Seputar Ilmu Yang Mementingkan Belajar Hadits Nabi Yang Mulia

SEPUTAR ILMU YANG MEMENTINGKAN BELAJAR HADITS NABI YANG MULIA

Pertanyaan
Saya ingin belajar ilmu yang membahas tentang bagaimana mentashih hadits yang mulia, bagaimana kesempurnaan riwayatnya, menjelaskan maknanya, dan lain sebagainya.
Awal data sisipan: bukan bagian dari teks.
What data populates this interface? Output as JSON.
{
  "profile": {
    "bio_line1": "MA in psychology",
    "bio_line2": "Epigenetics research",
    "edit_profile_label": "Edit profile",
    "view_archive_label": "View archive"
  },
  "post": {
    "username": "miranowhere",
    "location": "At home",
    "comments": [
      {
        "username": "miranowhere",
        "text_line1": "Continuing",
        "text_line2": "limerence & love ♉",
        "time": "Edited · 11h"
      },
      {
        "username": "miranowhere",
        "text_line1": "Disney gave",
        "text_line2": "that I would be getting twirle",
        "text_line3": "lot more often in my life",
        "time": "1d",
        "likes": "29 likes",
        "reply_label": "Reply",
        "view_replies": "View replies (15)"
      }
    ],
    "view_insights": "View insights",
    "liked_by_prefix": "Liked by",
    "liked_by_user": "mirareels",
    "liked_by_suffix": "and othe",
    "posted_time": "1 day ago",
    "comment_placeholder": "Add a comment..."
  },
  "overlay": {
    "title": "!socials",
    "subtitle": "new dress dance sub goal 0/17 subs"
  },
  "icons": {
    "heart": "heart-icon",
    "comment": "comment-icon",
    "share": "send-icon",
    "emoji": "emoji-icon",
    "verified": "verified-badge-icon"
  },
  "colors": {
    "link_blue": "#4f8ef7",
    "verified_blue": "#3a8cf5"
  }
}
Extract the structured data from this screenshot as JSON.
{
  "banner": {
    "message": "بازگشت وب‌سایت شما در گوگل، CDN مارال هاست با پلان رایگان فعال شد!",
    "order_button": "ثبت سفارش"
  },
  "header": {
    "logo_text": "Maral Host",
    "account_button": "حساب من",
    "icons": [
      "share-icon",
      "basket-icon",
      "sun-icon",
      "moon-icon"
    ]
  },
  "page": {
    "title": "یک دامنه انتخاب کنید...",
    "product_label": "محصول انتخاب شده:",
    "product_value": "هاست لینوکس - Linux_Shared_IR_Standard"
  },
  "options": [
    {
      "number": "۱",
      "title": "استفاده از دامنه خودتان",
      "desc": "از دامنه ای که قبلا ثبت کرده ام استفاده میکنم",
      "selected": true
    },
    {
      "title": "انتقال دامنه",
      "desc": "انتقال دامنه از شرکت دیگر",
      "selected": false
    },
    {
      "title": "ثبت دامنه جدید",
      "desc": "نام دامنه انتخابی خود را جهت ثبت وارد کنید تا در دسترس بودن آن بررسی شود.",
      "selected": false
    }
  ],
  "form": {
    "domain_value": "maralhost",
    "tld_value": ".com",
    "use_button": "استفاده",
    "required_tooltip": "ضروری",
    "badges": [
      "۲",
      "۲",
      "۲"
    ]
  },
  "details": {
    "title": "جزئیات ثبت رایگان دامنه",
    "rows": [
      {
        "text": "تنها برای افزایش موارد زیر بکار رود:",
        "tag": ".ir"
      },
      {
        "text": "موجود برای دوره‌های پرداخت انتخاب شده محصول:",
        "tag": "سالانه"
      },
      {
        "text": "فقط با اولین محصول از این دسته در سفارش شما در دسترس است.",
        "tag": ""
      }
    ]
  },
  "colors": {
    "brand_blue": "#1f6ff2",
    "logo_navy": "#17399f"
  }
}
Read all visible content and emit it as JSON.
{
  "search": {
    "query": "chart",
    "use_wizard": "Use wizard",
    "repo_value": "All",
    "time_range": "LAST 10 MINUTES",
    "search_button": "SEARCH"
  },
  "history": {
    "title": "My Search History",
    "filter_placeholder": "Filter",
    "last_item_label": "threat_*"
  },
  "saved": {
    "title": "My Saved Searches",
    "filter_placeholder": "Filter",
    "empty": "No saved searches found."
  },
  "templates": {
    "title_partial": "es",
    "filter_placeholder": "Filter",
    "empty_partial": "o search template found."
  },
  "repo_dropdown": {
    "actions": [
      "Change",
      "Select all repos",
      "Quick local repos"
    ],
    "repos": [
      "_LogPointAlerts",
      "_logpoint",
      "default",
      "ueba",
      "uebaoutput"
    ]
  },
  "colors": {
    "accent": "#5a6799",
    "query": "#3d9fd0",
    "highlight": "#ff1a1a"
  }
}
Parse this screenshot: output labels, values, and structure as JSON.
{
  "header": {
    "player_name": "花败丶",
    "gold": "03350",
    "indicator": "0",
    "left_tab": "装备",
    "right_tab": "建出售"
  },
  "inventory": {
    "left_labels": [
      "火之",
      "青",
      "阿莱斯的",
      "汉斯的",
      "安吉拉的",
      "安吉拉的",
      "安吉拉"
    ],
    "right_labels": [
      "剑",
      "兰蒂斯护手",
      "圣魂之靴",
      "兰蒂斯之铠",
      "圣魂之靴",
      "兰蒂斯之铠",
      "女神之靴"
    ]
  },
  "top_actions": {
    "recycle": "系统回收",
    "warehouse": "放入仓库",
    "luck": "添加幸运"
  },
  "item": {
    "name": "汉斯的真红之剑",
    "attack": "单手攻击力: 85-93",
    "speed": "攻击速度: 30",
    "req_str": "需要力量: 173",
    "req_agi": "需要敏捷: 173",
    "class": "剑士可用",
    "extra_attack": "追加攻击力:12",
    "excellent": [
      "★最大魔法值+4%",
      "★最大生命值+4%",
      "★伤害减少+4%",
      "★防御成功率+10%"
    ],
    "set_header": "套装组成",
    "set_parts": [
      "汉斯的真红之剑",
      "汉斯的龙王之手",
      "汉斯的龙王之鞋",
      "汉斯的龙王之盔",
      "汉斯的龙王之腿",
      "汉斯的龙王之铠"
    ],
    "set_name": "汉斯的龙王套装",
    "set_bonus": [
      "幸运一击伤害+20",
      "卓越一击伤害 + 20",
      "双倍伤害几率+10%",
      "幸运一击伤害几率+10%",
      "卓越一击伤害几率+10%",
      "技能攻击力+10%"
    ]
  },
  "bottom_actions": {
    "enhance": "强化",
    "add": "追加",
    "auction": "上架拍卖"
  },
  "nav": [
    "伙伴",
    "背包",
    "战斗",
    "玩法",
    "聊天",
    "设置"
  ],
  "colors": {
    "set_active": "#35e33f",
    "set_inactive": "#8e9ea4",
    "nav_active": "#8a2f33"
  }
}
Apa nasehat anda ? dan apa saja jurusan-jurusan ilmu hadits dan jazakumullah khairan ?

Jawaban
Alhamdulillah.

Allah –Ta’ala- berfirman:

  وَأَطِيعُوا اللَّهَ وَأَطِيعُوا الرَّسُولَ فَإِنْ تَوَلَّيْتُمْ فَإِنَّمَا عَلَى رَسُولِنَا الْبَلَاغُ الْمُبِينُ

Dan ta`atlah kepada Allah dan ta`atlah kepada Rasul, jika kamu berpaling maka sesungguhnya kewajiban Rasul Kami hanyalah menyampaikan (amanat Allah) dengan terang”. [At Taghabun/64: 21]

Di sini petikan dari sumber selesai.